Andre Iguodala's gesture will live on in the minds of many other dunkers for years to come, to the point where Dwight Howard and Victor Oladipo will perform their versions.
That year, however, a goblin named Nate Robinson (the only player to win the Slam Dunk Contest three times) was ready to rob Iggy of the satisfaction of winning the trophy, leaving the Golden State Warriors' player at zero.
Double-clutch Dunk - Spud Webb (Slam Dunk Contest 1986)
170 cm tall, with a strong urge to smash like the rest. Spud Webb, an example of how elevation is possibly even more crucial than height in allowing a player to reach the basket and crush the ball inside it, should be worshiped by everybody who wants to hit even if he is not a parquet giant.
Before Nate Robinson, there was Spud Webb, a pioneer of a certain style of crushing that would go on to be so successful in following Slam Dunk Contests. He'll be the one to win the third edition of this challenge by battling and defeating Dominique Wilkins, a holy monster of dunks.
Cupcake Dunk - Gerald Green (2008)
You'd be shocked at what Gerald Green has managed. He had the breath not only to go crush it and switch it off in the meanwhile by placing a cupcake with a special candle on the support base of the iron but also the lucidity to do so with an amazing speed of execution by placing a cupcake with a special candle on the support base of the iron.
Perhaps the notion of a player who is as silly as he is magnificent will be remembered here, rather than the dunk itself. That year, Howard would win, but we'd like to see sportsmen who can entertain with humorous dunks and who don't take themselves too seriously.
Sticker Dunk - Dwight Howard (2008)
Howard's back! This dunk is undeniably fantastic, and it is frequently overlooked. Beyond the obvious execution, Howard's ability to touch a particular sticker attached 13 feet high, roughly 4 meters, with his hand not engaged by the ball is ludicrous. The sticker reads, "All things through Christ! Phil."
Steph Curry has revealed himself to be a fan of biblical verses from the letters to the Philippians, particularly in the quote "I can do all things" from the letters to the Romans, which was present on his shoes as early as 2012. He did not win this year's Slam Dunk Contest, but the following year's.
Teddy Bear Dunk - Serge Ibaka (2011)
At the Staples Center in Los Angeles, a toddler lost his beloved toy, which was hanging from the basket and could only be retrieved by Serge Ibaka.
The naturalized Spanish Congolese basketball player chose to blend business and pleasure by catching the teddy bear on the fly (with his lips) and forcefully crushing it (earning 45 points from the judges).
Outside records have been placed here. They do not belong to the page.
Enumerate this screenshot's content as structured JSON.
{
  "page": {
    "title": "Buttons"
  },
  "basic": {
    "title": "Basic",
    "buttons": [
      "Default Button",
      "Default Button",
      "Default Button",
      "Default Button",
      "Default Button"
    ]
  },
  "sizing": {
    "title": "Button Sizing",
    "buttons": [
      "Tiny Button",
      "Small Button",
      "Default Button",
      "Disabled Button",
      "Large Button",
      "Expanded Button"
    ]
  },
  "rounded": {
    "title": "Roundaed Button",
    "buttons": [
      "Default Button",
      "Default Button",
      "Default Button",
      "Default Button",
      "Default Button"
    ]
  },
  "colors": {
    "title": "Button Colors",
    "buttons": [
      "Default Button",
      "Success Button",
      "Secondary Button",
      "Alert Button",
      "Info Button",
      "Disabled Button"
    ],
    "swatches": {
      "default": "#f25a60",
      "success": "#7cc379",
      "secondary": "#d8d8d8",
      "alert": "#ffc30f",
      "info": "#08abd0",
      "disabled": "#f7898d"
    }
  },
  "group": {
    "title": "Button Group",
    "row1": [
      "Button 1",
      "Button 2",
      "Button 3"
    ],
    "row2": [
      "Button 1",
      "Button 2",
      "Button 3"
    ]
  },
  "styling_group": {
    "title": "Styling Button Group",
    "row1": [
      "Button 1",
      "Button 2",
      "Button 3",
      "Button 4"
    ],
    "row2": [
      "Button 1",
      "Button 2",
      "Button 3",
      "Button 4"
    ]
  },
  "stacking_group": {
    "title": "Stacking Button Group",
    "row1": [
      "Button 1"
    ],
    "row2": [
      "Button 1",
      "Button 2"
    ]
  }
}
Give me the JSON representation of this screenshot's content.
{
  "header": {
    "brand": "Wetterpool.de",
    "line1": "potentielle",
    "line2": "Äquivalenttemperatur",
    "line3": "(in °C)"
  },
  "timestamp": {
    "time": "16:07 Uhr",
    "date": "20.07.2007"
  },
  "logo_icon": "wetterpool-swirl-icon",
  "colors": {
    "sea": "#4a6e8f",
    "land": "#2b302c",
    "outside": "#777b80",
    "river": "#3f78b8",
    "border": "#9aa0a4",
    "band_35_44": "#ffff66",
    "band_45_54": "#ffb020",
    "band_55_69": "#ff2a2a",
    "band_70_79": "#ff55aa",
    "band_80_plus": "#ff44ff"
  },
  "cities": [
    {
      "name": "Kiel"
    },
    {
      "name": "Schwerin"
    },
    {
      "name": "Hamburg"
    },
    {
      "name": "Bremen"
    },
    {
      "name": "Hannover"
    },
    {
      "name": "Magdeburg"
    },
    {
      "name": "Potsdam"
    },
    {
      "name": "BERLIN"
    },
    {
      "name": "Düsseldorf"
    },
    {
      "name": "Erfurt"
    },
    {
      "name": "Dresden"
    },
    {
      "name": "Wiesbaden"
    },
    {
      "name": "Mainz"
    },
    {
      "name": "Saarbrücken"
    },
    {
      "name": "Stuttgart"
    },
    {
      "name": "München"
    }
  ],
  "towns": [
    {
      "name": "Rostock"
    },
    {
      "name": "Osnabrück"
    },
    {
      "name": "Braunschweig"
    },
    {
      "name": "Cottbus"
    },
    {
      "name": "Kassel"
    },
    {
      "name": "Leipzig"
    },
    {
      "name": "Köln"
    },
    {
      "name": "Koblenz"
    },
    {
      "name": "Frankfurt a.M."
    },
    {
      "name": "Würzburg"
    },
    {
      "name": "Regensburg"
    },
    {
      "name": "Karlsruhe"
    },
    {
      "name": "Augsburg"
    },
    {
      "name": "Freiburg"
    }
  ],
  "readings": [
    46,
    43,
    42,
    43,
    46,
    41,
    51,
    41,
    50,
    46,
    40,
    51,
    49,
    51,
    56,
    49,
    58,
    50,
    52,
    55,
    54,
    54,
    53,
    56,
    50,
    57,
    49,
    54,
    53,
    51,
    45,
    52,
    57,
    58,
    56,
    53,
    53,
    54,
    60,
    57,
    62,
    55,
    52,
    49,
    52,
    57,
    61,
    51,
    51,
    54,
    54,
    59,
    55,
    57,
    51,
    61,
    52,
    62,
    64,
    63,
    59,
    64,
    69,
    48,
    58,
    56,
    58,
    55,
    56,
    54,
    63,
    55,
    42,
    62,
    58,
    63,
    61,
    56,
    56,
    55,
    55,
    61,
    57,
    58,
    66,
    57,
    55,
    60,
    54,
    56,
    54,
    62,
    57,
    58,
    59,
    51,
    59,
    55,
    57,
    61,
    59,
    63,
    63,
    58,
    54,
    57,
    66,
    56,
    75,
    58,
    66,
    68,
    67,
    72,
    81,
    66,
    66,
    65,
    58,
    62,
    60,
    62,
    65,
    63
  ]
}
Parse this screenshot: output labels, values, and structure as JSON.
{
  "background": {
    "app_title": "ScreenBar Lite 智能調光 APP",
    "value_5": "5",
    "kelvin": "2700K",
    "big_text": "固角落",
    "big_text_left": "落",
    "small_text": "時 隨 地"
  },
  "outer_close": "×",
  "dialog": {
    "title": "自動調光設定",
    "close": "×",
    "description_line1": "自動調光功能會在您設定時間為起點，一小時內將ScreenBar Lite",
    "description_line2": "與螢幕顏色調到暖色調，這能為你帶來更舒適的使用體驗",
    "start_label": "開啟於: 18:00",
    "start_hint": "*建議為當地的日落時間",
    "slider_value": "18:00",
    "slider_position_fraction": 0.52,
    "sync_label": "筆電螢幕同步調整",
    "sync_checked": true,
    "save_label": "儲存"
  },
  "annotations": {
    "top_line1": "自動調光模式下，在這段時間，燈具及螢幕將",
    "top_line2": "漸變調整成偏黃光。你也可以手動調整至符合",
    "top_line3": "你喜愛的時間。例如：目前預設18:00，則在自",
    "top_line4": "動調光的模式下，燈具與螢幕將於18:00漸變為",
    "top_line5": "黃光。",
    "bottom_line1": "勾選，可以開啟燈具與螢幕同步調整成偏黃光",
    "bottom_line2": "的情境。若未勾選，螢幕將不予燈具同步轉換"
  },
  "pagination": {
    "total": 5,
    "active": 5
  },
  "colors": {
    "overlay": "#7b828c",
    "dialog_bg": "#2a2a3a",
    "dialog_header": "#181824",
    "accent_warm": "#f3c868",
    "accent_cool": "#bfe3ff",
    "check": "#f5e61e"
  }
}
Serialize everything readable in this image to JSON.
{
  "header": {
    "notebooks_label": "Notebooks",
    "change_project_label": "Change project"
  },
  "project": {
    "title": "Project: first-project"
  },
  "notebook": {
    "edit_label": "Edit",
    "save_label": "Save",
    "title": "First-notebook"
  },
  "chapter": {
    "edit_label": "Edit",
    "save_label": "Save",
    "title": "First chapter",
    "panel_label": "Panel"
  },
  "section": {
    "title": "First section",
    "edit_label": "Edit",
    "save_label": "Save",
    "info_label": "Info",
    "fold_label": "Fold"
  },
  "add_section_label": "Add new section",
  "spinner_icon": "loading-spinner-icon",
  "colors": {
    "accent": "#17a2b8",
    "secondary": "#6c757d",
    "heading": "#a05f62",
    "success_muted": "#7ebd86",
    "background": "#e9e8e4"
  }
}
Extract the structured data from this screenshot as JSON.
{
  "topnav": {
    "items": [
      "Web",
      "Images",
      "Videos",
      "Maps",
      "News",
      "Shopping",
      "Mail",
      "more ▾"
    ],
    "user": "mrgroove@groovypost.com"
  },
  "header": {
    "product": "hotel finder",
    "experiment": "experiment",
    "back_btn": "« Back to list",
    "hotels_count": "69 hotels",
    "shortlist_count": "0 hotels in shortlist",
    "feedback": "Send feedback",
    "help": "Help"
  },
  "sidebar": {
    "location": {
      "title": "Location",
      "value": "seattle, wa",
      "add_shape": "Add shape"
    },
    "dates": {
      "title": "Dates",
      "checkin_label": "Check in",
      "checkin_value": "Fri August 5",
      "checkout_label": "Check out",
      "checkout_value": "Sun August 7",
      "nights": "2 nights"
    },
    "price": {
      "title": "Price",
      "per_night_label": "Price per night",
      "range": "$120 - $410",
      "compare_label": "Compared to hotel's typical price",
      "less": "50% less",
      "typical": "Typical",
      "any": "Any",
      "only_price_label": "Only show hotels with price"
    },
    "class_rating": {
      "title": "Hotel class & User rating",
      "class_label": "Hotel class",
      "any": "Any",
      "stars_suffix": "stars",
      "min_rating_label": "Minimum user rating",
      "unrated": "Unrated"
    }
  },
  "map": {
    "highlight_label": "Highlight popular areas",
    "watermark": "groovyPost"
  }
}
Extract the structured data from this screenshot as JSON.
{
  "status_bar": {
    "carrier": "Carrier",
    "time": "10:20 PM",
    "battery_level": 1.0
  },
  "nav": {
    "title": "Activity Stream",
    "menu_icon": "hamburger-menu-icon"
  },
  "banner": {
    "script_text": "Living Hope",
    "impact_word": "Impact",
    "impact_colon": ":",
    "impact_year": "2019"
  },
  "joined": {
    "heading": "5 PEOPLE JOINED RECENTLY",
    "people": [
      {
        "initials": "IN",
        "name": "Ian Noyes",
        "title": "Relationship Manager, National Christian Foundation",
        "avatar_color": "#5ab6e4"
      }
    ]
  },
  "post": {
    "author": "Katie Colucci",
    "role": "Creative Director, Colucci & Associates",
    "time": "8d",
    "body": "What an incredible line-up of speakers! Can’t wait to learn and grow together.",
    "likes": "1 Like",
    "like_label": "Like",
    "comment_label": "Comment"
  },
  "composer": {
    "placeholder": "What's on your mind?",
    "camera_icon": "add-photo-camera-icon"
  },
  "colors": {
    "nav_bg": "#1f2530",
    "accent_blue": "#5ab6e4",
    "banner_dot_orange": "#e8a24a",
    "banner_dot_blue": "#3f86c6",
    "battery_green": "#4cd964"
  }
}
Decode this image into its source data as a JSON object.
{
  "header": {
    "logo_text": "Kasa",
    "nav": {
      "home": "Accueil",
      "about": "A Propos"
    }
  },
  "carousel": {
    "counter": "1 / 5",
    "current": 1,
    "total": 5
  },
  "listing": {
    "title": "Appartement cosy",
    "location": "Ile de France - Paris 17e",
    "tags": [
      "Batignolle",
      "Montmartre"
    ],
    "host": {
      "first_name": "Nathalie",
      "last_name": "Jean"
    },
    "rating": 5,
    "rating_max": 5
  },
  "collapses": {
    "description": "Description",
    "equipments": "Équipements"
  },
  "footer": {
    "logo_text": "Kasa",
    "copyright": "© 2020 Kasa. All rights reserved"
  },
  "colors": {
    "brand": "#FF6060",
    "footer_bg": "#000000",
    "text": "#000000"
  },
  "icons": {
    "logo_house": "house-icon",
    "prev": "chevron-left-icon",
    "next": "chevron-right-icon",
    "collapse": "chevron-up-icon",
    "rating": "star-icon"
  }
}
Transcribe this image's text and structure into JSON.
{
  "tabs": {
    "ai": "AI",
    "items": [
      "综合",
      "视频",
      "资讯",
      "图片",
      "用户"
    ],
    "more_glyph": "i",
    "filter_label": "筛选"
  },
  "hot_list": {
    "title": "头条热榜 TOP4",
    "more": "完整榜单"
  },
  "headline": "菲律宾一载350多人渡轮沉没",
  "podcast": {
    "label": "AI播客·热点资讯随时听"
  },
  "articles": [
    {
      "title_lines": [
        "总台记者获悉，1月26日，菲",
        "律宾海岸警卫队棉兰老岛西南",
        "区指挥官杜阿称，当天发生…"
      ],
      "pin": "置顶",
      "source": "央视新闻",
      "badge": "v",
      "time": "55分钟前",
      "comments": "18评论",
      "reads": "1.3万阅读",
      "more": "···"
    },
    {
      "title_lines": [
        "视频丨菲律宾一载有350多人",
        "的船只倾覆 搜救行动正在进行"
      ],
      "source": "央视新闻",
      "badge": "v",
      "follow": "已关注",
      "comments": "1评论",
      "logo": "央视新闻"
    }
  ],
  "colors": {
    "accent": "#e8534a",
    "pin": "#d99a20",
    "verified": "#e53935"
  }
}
He was even happier than the child himself.
Unfortunately, Blake Griffin would be hosting the Slam Dunk Contest after the games. But we can't dispute that the excellent Serge made us laugh and, why not, return to our childhood selves.
Steve-to-Amar'e - Amar'e Stoudemire (2005)
You've probably heard of Steve Nash's football abilities, which range from dribbling basketballs to running "clocks" on the field between timeouts. Stoudemire, who spent most of his career with Nash, has always been aware of his partner's unique attributes and did not hesitate to use them to personalize his dunk in the 2005 Slam Dunk Contest.
Table rebound, Nash's header, and Amar'e power finish. When football and basketball collide, the Slam Dunk Contest can result in the bizarre, but also the enjoyable realm of crazy.
Blindfolded Dunk - Cedric Ceballos (1992)
We'd go so far as to say it's an ugly dunk. The 1992 Slam Dunk Contest is noted not so much for a dunk from a simple execution, but for Cedric Ceballos' decision to do so blindfolded, from a significant distance from the basket (if we consider the coefficient of difficulty of not being able to rely on his own eyes). Ceballos would get the perfect score of 50 points with this crazy gimmick, which was required to win the competition.